I am definitely not a 10x anything, but my group once got handed a massive data-processing task that my supervisors--better coders than me, to be sure--believed was impossible to automate, and budgeted 200+ man-hours to do manually. I asked them to hold off for a minute and successfully automated the entire process in three days. That doesn't mean I'm an all-purpose supercoder; it means I happen to be really damn good at analyzing patterns in data sets. Give me work that I'm good at, but don't expect me to be that good at everything.

2 comments

Also related is the myth that "an engineer" is a fungible resource. They are not. It's not one problem space. You can't swap engineers around like that, you have to match skill sets and experience to the problems you're having, or build new skills.
There is a trade off. If you don't swap your people around then they become very one dimensional.

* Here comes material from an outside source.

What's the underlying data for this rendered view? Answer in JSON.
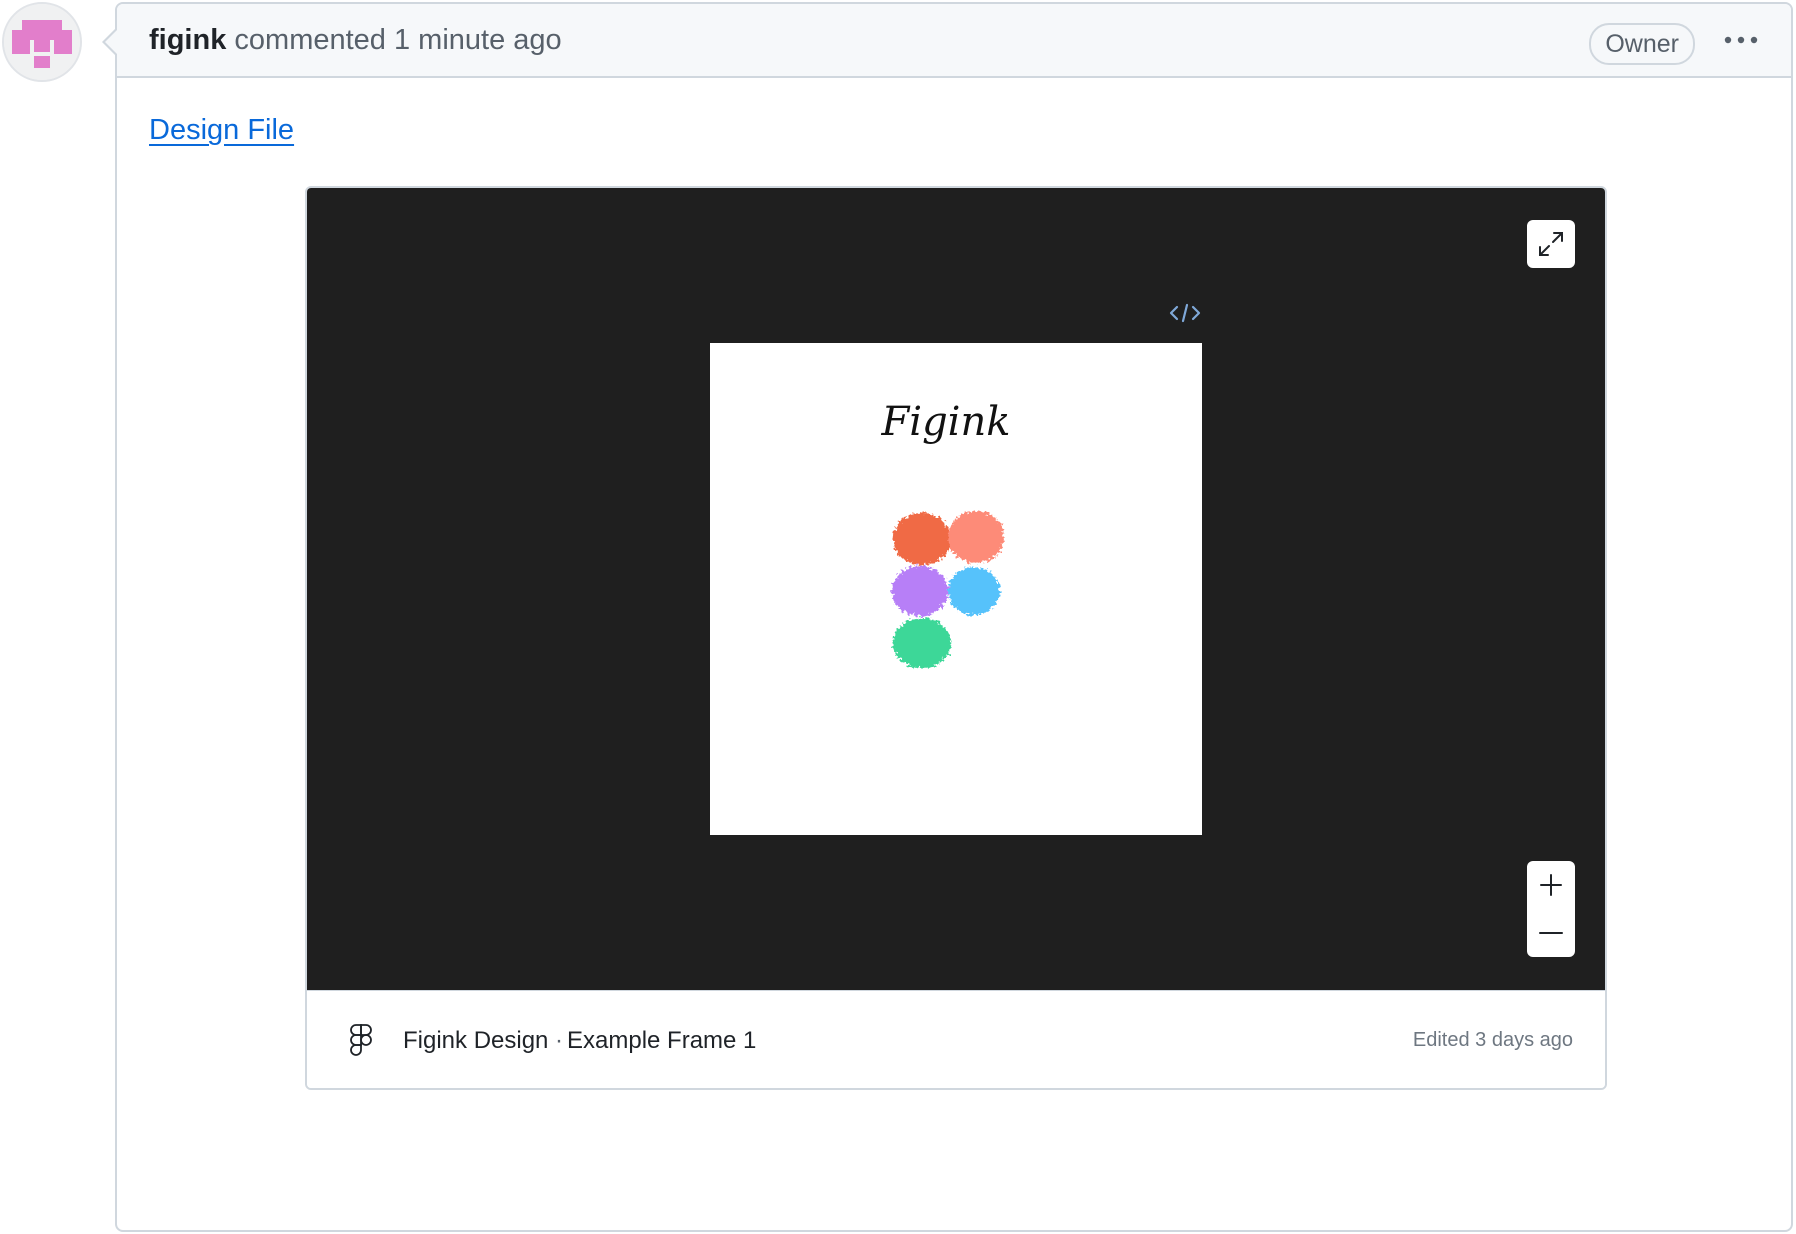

Sometimes it better to put someone less experienced in an area on a project so that he gains perspective (ie. see all junior staff)
A good point. A better phrasing would be "you can't move engineers around like that and expect them to be instantly productive". The problem is that engineers are viewed as being one dimensional as in "amount of engineering". Swapping for cross training, skill building, or just plain variety is quite healthy.
In those three days, you were a 10x engineer - you accomplished 200 man-hours of work in ~24ish hours.

'10x' is about measuring productivity, and nothing else. A 10x programmer when it comes to HTML form validation might be really amazing at what he does, however may still be worth less than a 1x database administrator.